I have been taking a “if it happens it happens” approach for quite a while. But deep down, I know I have been having some worry – worry that I would worry more about earthly things, about income, about expenses, about the baby... more than my relationship with God. And I also feel that it may not be the right timing, feeling there is so much thing to do.

But Wesley has been feeling quite strongly about it recently. Not only about having a baby but about our family, not just the two of us, walking in God's way.

As I've got no particular answer to this subject on Thursday, I just prayed about it today, this morning.

It was a very short prayer session, but I felt so strongly the presence of our Lord. Yes, I enjoyed it so much. Felt like I've physically opened the window of my heart and the love from God just flew in, and in.

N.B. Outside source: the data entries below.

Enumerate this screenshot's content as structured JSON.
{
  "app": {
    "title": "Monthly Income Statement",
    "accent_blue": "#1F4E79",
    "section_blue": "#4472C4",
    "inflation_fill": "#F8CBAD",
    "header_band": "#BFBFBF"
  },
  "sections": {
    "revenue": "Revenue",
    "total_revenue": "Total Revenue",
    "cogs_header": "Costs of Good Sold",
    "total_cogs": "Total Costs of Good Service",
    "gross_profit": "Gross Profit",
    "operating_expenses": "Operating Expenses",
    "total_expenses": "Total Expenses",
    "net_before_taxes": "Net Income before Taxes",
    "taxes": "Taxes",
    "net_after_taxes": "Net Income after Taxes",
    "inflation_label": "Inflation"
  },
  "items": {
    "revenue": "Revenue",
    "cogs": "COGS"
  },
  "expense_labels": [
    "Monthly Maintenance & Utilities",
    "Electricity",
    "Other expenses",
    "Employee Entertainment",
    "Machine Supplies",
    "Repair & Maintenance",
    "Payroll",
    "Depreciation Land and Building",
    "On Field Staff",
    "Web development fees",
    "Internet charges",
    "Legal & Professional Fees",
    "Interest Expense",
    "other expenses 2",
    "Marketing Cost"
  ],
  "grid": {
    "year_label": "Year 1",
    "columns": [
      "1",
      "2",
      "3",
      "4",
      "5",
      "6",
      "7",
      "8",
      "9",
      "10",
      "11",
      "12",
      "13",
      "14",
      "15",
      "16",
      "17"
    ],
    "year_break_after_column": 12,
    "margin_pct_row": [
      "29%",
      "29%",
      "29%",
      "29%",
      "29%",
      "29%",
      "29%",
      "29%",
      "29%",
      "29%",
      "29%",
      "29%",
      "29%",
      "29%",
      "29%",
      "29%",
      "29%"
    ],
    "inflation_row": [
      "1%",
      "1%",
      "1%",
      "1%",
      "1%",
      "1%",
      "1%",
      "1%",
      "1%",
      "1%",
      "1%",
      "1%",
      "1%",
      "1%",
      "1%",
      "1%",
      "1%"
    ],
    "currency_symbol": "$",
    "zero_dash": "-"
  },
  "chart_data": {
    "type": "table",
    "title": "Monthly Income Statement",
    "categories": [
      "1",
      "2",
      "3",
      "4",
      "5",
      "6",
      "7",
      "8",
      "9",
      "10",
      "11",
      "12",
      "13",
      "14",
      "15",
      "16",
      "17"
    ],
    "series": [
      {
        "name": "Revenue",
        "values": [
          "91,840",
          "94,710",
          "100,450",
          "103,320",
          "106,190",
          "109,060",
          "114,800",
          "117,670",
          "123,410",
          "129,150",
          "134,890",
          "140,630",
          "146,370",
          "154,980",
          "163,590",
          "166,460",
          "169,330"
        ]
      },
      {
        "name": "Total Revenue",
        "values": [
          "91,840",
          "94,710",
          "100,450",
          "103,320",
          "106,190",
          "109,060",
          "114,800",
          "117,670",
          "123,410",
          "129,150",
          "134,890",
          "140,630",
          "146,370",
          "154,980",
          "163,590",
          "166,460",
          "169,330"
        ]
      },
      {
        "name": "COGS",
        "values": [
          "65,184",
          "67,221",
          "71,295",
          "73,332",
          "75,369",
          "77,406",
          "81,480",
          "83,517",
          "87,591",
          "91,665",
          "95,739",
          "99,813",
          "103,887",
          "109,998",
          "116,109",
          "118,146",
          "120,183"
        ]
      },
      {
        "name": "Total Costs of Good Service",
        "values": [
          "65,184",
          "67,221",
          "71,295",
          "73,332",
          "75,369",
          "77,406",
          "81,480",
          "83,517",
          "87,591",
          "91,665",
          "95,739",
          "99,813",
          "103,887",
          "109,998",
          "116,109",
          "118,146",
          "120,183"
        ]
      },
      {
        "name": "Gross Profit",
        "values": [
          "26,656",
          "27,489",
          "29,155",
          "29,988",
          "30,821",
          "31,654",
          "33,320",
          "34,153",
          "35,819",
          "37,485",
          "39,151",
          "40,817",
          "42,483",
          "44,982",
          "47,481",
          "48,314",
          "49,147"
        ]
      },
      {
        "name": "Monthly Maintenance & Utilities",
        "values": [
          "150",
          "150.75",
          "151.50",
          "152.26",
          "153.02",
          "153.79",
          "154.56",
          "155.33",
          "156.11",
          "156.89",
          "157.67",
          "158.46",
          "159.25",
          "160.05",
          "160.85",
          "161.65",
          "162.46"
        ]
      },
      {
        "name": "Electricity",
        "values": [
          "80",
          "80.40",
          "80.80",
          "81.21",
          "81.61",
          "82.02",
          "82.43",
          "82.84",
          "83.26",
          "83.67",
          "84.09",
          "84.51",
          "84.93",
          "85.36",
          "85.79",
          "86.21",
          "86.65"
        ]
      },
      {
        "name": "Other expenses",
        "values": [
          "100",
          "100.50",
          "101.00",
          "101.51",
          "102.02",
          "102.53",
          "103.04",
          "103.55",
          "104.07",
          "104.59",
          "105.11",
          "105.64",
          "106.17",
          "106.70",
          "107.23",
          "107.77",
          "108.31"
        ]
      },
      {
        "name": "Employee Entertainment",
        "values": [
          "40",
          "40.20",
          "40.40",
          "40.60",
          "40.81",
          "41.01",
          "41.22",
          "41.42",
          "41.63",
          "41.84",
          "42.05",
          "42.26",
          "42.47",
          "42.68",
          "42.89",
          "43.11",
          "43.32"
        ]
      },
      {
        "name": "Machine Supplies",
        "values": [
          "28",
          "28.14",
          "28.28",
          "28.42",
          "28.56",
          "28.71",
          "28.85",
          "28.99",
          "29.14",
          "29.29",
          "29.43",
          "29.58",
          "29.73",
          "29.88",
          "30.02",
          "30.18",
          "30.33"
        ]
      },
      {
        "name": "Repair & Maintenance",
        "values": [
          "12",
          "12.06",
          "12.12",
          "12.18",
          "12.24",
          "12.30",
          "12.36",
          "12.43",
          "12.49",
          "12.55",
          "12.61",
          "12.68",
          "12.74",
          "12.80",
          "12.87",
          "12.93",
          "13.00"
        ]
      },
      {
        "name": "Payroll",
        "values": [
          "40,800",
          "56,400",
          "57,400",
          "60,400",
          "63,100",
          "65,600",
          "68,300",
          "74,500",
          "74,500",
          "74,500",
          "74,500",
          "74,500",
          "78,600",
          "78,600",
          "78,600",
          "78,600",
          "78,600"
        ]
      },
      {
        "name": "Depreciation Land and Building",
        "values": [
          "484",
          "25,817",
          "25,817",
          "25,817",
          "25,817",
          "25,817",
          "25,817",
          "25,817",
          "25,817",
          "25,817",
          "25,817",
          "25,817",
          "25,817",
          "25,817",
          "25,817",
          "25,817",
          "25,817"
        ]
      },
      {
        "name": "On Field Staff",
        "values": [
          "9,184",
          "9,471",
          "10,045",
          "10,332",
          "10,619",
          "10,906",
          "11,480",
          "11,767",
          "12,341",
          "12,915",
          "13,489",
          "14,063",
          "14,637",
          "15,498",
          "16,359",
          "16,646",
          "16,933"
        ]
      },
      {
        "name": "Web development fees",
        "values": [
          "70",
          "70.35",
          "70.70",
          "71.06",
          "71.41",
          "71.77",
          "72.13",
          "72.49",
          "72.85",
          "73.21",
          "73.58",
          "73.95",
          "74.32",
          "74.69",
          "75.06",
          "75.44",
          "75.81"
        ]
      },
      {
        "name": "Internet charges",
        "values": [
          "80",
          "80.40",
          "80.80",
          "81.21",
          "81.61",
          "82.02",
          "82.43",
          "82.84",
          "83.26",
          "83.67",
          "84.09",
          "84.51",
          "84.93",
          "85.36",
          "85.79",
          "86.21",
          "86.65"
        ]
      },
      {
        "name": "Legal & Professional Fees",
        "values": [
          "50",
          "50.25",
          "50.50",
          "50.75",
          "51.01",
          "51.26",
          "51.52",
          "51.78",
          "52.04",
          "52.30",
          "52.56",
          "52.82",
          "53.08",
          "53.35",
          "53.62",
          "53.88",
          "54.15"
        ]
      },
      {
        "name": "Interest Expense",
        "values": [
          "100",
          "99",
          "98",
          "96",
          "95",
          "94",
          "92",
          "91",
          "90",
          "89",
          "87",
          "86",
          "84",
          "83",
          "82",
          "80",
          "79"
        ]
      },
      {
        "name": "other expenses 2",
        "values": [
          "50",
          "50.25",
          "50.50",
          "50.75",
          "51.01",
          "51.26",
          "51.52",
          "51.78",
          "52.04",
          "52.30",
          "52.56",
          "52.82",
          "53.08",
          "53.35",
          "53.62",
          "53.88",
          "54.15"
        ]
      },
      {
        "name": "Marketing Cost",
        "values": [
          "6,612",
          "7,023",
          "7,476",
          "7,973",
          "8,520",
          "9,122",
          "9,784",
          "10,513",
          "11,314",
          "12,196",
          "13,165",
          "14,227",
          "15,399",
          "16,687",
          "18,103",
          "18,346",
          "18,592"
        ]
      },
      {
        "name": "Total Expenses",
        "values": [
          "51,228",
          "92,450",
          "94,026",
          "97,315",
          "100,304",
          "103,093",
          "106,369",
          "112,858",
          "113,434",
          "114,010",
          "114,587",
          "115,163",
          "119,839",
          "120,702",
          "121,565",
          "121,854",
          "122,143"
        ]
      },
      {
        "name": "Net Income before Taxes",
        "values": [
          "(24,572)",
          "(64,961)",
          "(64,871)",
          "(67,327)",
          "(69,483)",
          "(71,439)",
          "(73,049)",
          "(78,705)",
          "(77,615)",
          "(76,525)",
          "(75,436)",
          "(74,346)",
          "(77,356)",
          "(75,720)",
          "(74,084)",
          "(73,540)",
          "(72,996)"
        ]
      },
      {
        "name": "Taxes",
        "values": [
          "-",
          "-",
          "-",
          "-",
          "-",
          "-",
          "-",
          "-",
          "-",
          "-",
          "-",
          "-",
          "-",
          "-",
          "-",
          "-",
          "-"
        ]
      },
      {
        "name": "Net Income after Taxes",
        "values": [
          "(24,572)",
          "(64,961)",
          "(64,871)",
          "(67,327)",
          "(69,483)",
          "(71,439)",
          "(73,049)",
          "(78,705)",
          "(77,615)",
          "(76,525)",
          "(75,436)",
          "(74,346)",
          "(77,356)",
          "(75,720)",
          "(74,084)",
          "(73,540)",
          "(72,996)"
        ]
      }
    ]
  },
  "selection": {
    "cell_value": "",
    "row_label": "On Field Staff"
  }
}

And then suddenly this question came into my mind: do you really want a baby? And I asked my heart this question, and the answer was YES. Yes, though I have been trying not to fix a time for it or do particular thing for it or to actively pray for it or even sometime didn't want to think about it or even worried about it, deep down, after all, I still feel that it's a blessing from God. Life is such a beautiful thing in Him. And yes, my Lord, if it's your will, please let us have a baby.

But I also pray, my Lord, that this baby must only bring us closer to You, not further. And the baby must make us understand your love more, not less.